Analyst: Comcast should buy Netflix, not compete with it

Fortune's S. Kumar says the timing is right for Comcast to attempt move

The Comcast Center
Thom Carroll/PhillyVoice

Earlier this year, Comcast hit a pivot point that shows just how much its business is transforming: cable ceased to be the top product for America's largest cable provider.

In May, the company officially had more subscribers for high-speed internet than it did paid-TV customers, more than a quarter of whom said they were dissatisfied with the cable service.

The trend toward online streaming services like Netflix, Hulu Plus and Amazon Prime Video is among the reasons why federal regulators ultimately blocked Comcast's proposed $42.5 billion merger with Time Warner Cable.
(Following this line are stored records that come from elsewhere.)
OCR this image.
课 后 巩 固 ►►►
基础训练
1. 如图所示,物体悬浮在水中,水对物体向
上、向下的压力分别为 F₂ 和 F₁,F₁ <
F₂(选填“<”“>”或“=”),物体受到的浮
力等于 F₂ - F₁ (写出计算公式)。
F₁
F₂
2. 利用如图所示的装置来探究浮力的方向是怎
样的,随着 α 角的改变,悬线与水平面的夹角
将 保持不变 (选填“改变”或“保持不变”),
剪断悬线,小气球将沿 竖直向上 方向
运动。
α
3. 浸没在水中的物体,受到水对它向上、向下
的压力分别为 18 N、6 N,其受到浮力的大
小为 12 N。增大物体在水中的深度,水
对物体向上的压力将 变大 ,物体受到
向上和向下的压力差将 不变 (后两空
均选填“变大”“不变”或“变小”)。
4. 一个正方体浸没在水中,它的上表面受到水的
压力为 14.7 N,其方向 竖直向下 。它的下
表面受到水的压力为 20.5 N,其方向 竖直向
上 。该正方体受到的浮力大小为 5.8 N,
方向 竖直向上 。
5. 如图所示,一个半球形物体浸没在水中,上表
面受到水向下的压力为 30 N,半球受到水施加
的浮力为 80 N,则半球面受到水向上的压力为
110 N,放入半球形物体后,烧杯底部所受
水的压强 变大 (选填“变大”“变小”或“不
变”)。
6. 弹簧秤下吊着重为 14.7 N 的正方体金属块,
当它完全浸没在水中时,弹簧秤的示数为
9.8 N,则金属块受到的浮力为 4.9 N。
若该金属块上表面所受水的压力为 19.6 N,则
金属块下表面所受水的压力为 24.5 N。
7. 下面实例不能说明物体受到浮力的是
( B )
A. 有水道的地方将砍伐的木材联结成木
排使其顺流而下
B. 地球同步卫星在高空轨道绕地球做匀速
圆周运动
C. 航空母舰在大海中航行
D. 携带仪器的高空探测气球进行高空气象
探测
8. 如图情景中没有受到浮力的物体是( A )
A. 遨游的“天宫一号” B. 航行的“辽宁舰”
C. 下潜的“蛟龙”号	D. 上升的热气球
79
The deal would have put 60 percent of U.S. broadband Internet in the hands of the two companies.

Writing for Fortune, S. Kumar argues that to win back its TV viewing base, Comcast should make a run at buying Netflix, which has grown to 42.3 million subscribers in the United States since it was established in 1997.

If Comcast wants to be a key player in video streaming, it could spend just as much time and resources building up its own base, or it could consider buying Netflix.
Buying would be the better option to expand Comcast’s presence in the streaming arena with a pre-built platform and powerful brand already popular with consumers. It would also be in Comcast’s interest, given the acceleration of cord cutting.

Netflix is currently valued at $28 billion, a figure that nearly matches the $30 million market value for CBS. Wall Street investors predict the company's earnings to increase by 40 percent a year on average for the next few years. With that kind of growth, a pact with Comcast may seem unappealing in the short-run.

But with the growth of other streaming services keeping pace -- 40 million Amazon members have free access to Prime Video, Hulu Plus is climbing toward 10 million subscribers and HBO now has its own independent streaming service -- a move like this could eventually make sense, particularly with Comcast targeting a younger demographic.

Netflix, meanwhile, despite its stellar lineup of in-house shows, still relies on hits coming from major networks. It's expected to report sales of $7 billion in 2015, according to CNN Money, a number less than half of CBS' projected revenue. A more sizeable revenue stream would enable the company to expand investment in original programming.

Kumar argues that Comcast -- already a part owner of Hulu, which distributes NBCUniversal's shows online -- should nonetheless consider making a move for Netflix amid a market downturn.